2005年8月26日

安定は不安定、不安定は安定

 私がサラリーマンをしていた当時の上司で、現在はある大学で教授をされている方がいる。私の恩人の一人である。この方が、私に教えてくれた言葉で、今とても大切にしている言葉がある。それが、「安定は不安定、不安定は安定」という言葉である。サラリーマン当時に教えていただいたのだが、その時はこの言葉の大切さに気づかなかった。

 今、この言葉の大切さがとてもよくわかる。最初に聞いたときは「安定は不安定、不安定は安定? 禅問答みたいだな。」と思った。「安定は安定、不安定はやっぱり不安定ないのでは?」と思ったものである。当時、サラリーマンは安定の職業と言われていた。ところが、今ではリストラや会社の倒産など不安定な要素が多分にある。リストラや倒産などはなくても、人事異動や、成果主義など、不安定になりうる要素はいくらでも考えられる。

 一方、私のような個人事業主、会社経営者は、・・・もっと不安定だ。やっぱりどう考えてもサラリーマンより不安定だ。「事業」という単位で考えると、これ以上不安定はない。しかし、「生き方」というものに、視野を大きくすると意外と安定しているかもしれないと思う。個人事業主の場合、ある意味で廃業も視野のうちである。他にやりたいことが見つかれば、その新しい事にチャレンジするのは自由である。もともとが揺れている状態だから、その状態が普通、つまり安定の状態なのである。

 サラリーマンの方でも、自分に正直に生きている人を何人も知っている。そういう人は、サラリーマンであっても、自分で考え、揺れた生活を楽しんでいる。そういう人も、やはり揺れている状態が普通なので、それが安定の状態なのである。ただ、会社に属して、今後もその状態が続くと想定して人生設計をしている場合、本人に責任がなくても、会社に万が一の事があると、いきなり揺れ始める。この揺れにより、とたんに不安定になってしまう。つまり揺れに慣れていないので、揺れ始めるとその揺れがとても大きなものに感じてしまうと思う。

 この言葉にはもう一つの意味も考えられると思う。今までの話は、サラリーマンと経営者の切り口である。しかしサラリーマンでも、個人事業主、会社経営者でも、「人生が不安定だ」と弱気になる時は共通的に必ずあると思う。そんな時にこの言葉を思い出す。「安定は不安定、不安定は安定」であると。
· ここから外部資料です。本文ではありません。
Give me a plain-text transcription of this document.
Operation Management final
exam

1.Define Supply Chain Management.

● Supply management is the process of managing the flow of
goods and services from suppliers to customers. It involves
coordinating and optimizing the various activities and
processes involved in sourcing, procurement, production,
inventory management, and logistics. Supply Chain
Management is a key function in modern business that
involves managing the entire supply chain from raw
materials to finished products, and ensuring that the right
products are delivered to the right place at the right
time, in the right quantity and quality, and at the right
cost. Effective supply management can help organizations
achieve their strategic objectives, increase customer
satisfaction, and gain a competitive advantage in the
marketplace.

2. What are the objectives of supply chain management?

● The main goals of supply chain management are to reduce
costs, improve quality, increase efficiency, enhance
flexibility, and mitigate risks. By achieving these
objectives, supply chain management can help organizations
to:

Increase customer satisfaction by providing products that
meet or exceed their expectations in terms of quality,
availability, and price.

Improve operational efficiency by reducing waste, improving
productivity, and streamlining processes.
すると不安定の状態を少し距離をおいて見ると、その裏側には安定の要素が必ず隠れていることに気づく。その瞬間は分からなくても、先になって、「今の安定は、あの時の不安定が礎になっている」と思う事がある。つまり「今が不安定でも、その不安定はずっとは続かない」という事である。ずっとは続かないという意味には、「不安定の状態ではなくなる」という意味と、「不安定に慣れてしまう」という意味がある。「不安定な、不透明な境遇で辛い」と思っても、それは長くは続かないはずである。

  「安定は不安定、不安定は安定」という私が大切にしている言葉と、その2つの意味について紹介させていただいた。